Well, maybe not different from how you did it but different from how it’s done now.  Our family, the preacher’s family, went to Sunday School and then worship service and then we came home to our Sunday meal.  For a few years we lived in that little community surrounded by farmer’s fields.  We walked to church and walked home and my brother was sort of shy.  He was a middle schooler then and he would walk home first.  When we finally got back to that little house because some of us have not changed much and even then we liked to stay until there was nobody else to talk to, until everybody else had gone home to their own Sunday meal,

he, that brother, had the potatoes boiling on the stove.   The roast beef or roast chicken that our mother had put into the oven before we walked to church that morning, would be ready to pull out of the oven.  We ate, we cleaned up, we rested, one of us wrote letters to her loved ones living a whole country away.  We had a light snack and then went back to church for evening service.  Sometimes there was a Fellowship time after but if not, we would come home and eat toast and drink tea and go to bed.

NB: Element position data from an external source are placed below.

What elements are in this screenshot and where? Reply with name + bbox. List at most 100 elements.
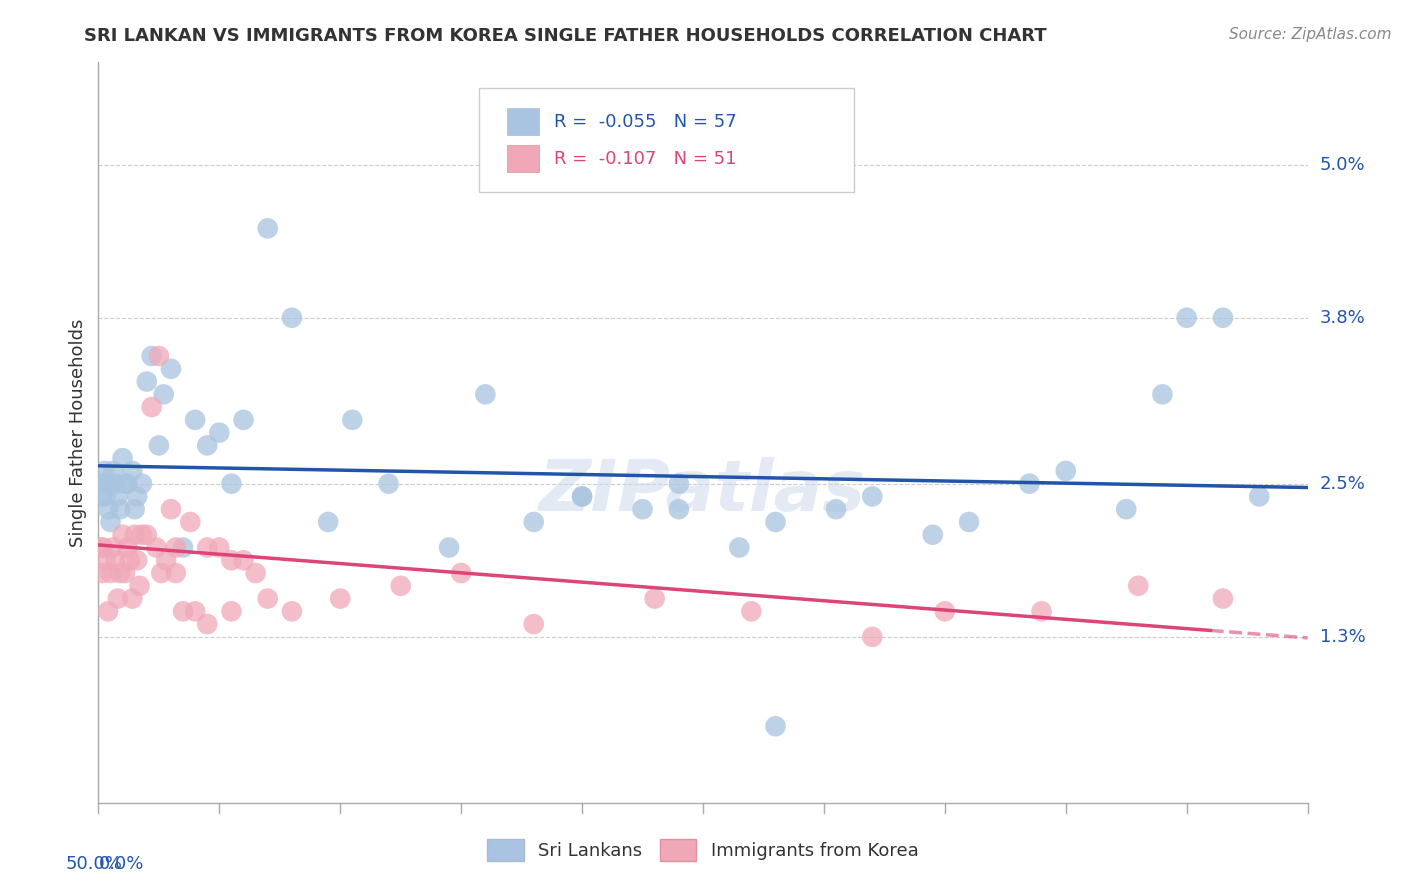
Point — [668, 502, 690, 516]
Point — [1212, 310, 1234, 325]
Point — [377, 476, 399, 491]
Point — [571, 490, 593, 504]
Point — [316, 515, 339, 529]
Point — [111, 527, 134, 541]
Point — [135, 527, 157, 541]
Point — [631, 502, 654, 516]
Point — [93, 464, 115, 478]
Text: Source: ZipAtlas.com: Source: ZipAtlas.com — [1229, 27, 1392, 42]
Point — [150, 566, 173, 580]
Point — [195, 541, 218, 555]
Point — [131, 527, 153, 541]
Point — [1031, 604, 1053, 618]
Point — [860, 630, 883, 644]
FancyBboxPatch shape — [479, 88, 855, 192]
Point — [101, 464, 124, 478]
Text: SRI LANKAN VS IMMIGRANTS FROM KOREA SINGLE FATHER HOUSEHOLDS CORRELATION CHART: SRI LANKAN VS IMMIGRANTS FROM KOREA SING… — [84, 27, 1047, 45]
Point — [97, 604, 120, 618]
Point — [765, 515, 787, 529]
Point — [108, 566, 131, 580]
Point — [111, 451, 134, 466]
Point — [221, 553, 243, 567]
Point — [571, 490, 593, 504]
Point — [141, 349, 163, 363]
Point — [256, 591, 278, 606]
Point — [740, 604, 762, 618]
Point — [152, 387, 174, 401]
Point — [114, 476, 136, 491]
Point — [1115, 502, 1137, 516]
Point — [107, 591, 129, 606]
Point — [165, 541, 187, 555]
Point — [145, 541, 167, 555]
Point — [221, 476, 243, 491]
Point — [342, 413, 364, 427]
Point — [1175, 310, 1198, 325]
Point — [172, 604, 194, 618]
Point — [474, 387, 496, 401]
Text: 0.0%: 0.0% — [98, 855, 143, 872]
Point — [184, 604, 207, 618]
Point — [121, 591, 143, 606]
Point — [124, 527, 146, 541]
Point — [934, 604, 956, 618]
Point — [160, 502, 183, 516]
Point — [90, 541, 112, 555]
Point — [90, 476, 112, 491]
Text: R =  -0.055   N = 57: R = -0.055 N = 57 — [554, 112, 737, 130]
Point — [860, 490, 883, 504]
FancyBboxPatch shape — [508, 145, 538, 172]
Point — [1212, 591, 1234, 606]
FancyBboxPatch shape — [508, 108, 538, 135]
Point — [100, 566, 122, 580]
Point — [921, 527, 943, 541]
Point — [644, 591, 666, 606]
Point — [148, 438, 170, 452]
Point — [232, 553, 254, 567]
Point — [100, 515, 122, 529]
Point — [101, 541, 124, 555]
Point — [124, 502, 146, 516]
Point — [232, 413, 254, 427]
Point — [117, 476, 139, 491]
Point — [1054, 464, 1077, 478]
Point — [165, 566, 187, 580]
Point — [765, 719, 787, 733]
Point — [208, 541, 231, 555]
Y-axis label: Single Father Households: Single Father Households — [69, 318, 87, 547]
Point — [94, 490, 117, 504]
Point — [172, 541, 194, 555]
Point — [523, 515, 546, 529]
Point — [256, 221, 278, 235]
Point — [523, 617, 546, 632]
Point — [118, 553, 141, 567]
Point — [329, 591, 352, 606]
Point — [728, 541, 751, 555]
Point — [131, 476, 153, 491]
Point — [450, 566, 472, 580]
Text: 50.0%: 50.0% — [66, 855, 122, 872]
Point — [141, 400, 163, 414]
Point — [104, 553, 127, 567]
Point — [281, 310, 304, 325]
Point — [108, 502, 131, 516]
Point — [668, 476, 690, 491]
Point — [825, 502, 848, 516]
Point — [127, 490, 149, 504]
Text: 2.5%: 2.5% — [1320, 475, 1365, 492]
Point — [114, 566, 136, 580]
Text: 5.0%: 5.0% — [1320, 155, 1365, 174]
Point — [1128, 579, 1150, 593]
Point — [437, 541, 460, 555]
Point — [389, 579, 412, 593]
Point — [107, 490, 129, 504]
Text: 3.8%: 3.8% — [1320, 309, 1365, 326]
Text: 1.3%: 1.3% — [1320, 628, 1365, 646]
Point — [128, 579, 150, 593]
Point — [1152, 387, 1174, 401]
Point — [281, 604, 304, 618]
Point — [179, 515, 201, 529]
Point — [91, 541, 114, 555]
Point — [127, 553, 149, 567]
Point — [91, 490, 114, 504]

That was Sunday.  It was good.  It was simple.  It was quiet.  It was love.

We don’t do it that way anymore but back 32 years ago,  at our beginning, we still had our meal at lunch time.  Sometimes we went to Swiss Chalet, when we could afford it and sometimes we would come home to the roast I had managed to get into the oven early.  In the evening we had a snack.  Something light.  It was sometimes muffins, sometimes biscuits(scones but in the 80’s they were more often called biscuits)sometimes grilled cheese and most often with fruit salad.  As we welcomed little ones and they joined in our tradition of a big lunch and small dinner, we continued.  One of my husband’s very favorites and one he asked for regularly over the years, was this one I am sharing with you tonight.  They didn’t really have a name.  They were just The Good muffins.

I am calling them Muffin Scones and I made them tonight along with a fruit salad.  They are still a hit and I was told that if I made them again, they would be well received.  I wonder if my little ones would still like them.  I think I will check one of these days when they come back,

come home.

The senses were created for us, by Him,

God,

for our pleasure.

So kind of Him.  Really.

Memories are brought back from the archives of the past, to here and now

when I smell, or taste, or see, or hear.

When it happens I am thankful.  Even the ones that cause one more crack in my heart, I know they have been

pebbles, boulders maybe, on the journey God chose for me.

As I often do, I am listening now to

music.

Right this minute I am hearing Steven Curtis Chapman sing about loss and heartbreak and he is wondering as he sings, about God and His choices.

He says We don’t understand God’s higher ways

And I agree but wonder if the hardships from my past and within my memory are God’s higher ways or my foolish ones.

Whichever

He is so good to redeem my foolishness and make it into something  beautiful.

Steven is also saying that Without this hope in Jesus there’s no way we could survive.

I know people who say those words through tears gliding down their faces.  Those who have

lost

children or jobs or husbands or friends.

Just this week I said to someone that the thing about sad and hard is that mine might look not so bad to you and yours might look not so bad to me.  We all know though,

that it is.

Whatever causes hurt or sad or weary or broken or desperate

hearts

knocks us over.  Can appear disastrous.

As much as we wish,

we cannot heal each other’s hearts.  I told this friend that it’s okay though.

God made and holds and heals and embraces

hearts

Traditions are good as long as we hold them in open hands.  It’s okay to do it differently.  Things change and even so, to try something from

Back then

can bring back good memories and good memories are a gift.  Dig deep.  Are you sad?  Are you full of Joy?  God has done great things.

God says that we don’t understand Him.  That’s because He is God.  We don’t need to know everything.

For my thoughts are not your thoughts, neither are your ways my ways, declares the LORD.

For I, the LORD your God, hold your right hand; it is I who say to you, “Fear not, I am the one who helps you.”